Gov: Constitution Amendments

The Constitution was designed to adapt to the changing times while still preserving the basic forms and principles of government. Amendments to the Constitution may be proposed and ratified in two ways. An amendment is proposed at the national level but is ratified in a state-by-state process. One method of proposing an amendment is by a two-thirds vote in the House and Senate. The other way is for two-thirds of the states to ask Congress to call a convention. One method for ratifying a proposed amendment is for the legislatures in three-fourths of the states to vote on it.  The other method is for the states to hold special conventions and then have three-fourths of the conventions approve it.bill of rights

The United States Constitution is unusually difficult to amend.  Because any amendment can be blocked by thirteen states withholding approval, in either of their two houses, amendments don’t come easy.  In fact, only 27 amendments have been ratified since the Constitution became effective, and ten of those ratifications occurred almost immediately, known as the Bill of Rights. 

The Bill of Rights was added to the Constitution shortly after its ratification. These amendments guarantee certain political, procedural, and property rights against infringement by the national government.

1st Amendment
People have freedom of religion, freedom of speech, freedom of the press, freedom of assembly, and the right to petition the Government. 1791.

2nd Amendment
People have the right to have a weapon to protect themselves. 1791.

3rd Amendment
Soldiers cannot take or live in a person’s house. 1791.

4th Amendment
The government cannot arrest a person or search their property unless there is “probable cause.” 1791.

5th Amendment
The government must follow the law (due process) before punishing a person. 1791.

6th Amendment
A person has the right to a fair and speedy trial by a jury. 1791.

7th Amendment
A person has the right to a jury trial for civil cases. 1791.

8th Amendment
The government cannot demand excessive bail or fines, or any cruel and unusual punishment. 1791.

9th Amendment
The Constitution does not include all of the rights of the people and the states. 1791.

10th Amendment
Any powers that the Constitution does not give to the federal government belong to the states. 1791.
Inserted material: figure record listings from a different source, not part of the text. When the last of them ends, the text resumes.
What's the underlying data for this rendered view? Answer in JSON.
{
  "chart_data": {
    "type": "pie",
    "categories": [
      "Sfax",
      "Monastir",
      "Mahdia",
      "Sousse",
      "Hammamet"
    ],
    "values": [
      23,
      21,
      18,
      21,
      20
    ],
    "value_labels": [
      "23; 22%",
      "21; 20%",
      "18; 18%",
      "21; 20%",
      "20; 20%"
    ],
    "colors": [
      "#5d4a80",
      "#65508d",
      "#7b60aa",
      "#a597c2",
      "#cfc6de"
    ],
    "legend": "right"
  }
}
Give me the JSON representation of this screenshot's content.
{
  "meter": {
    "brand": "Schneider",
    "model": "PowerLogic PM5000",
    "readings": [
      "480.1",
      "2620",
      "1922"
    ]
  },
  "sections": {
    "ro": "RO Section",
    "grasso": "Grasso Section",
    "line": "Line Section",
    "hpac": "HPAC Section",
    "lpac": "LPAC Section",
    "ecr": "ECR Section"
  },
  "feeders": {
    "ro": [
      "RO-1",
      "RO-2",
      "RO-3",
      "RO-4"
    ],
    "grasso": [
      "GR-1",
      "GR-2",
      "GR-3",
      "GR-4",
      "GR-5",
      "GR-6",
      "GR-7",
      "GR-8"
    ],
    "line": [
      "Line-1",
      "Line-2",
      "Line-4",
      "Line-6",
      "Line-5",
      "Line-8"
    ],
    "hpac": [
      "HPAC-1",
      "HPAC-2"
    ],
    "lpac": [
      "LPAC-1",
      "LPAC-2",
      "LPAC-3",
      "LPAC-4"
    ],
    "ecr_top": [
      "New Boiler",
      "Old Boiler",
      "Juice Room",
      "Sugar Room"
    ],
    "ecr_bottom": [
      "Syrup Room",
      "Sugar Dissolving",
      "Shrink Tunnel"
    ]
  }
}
amendments-2Outside of the Bill of Rights there are 17 other amendments to the Constitution. The Civil War Amendments: Thirteen, Fourteen, and Fifteen, which were the result of that conflict. The Thirteenth Amendment outlawed slavery. The Fourteenth Amendment, similar to the Fifth Amendment, prohibits a state from depriving a person of life, liberty, or property without due process of law. The Fifteenth Amendment prohibits the government from denying a person’s right to vote on the basis of race. The later amendments, Sixteen through Twenty-seven, were added in the twentieth century. They deal with a range of topics that reflect some of the changes that occurred in American society during that period such as advances in the status of workers, African Americans, and women.

11th Amendment
Citizens cannot sue states in federal courts. 1795.

12th Amendment
The President and Vice President are elected on a party ticket. 1804.

13th Amendment
Slavery is illegal in the United States. 1865.

14th Amendment
Every person born in the USA is a citizen. An immigrant can become a naturalized citizen. 1868

15th Amendment
All US male citizens have the right to vote. 1870.

16th Amendment
Congress can tax income. 1913.

17th Amendment
The people can elect US Senators. 1913.

18th Amendment
Alcohol is illegal. (Prohibition). 1919.

19th Amendment
All US female citizens have the right to vote. 1920.

20th Amendment
The President is inaugurated in January. Congress begins to meet in January. 1933.

21st Amendment
Alcohol is legal. Each state can make laws about making, selling, and drinking alcohol. 1933.

22nd Amendment
The President cannot serve for more than two terms. 1951.

23rd Amendment
The US Citizens in the District of Columbia have the right to vote for President. 1961.

24th Amendment
It is illegal to make a citizen pay a voting fee or take a reading test to vote. 1964.

25th Amendment
If the president dies or cannot serve, the vice-president becomes president. If both die, the Speaker of the House becomes president. 1967.

26th Amendment
US citizens who are 18 years old or older have the right to vote. 1971.

27th Amendment
Congress must limit when and how much its members are paid. 1992.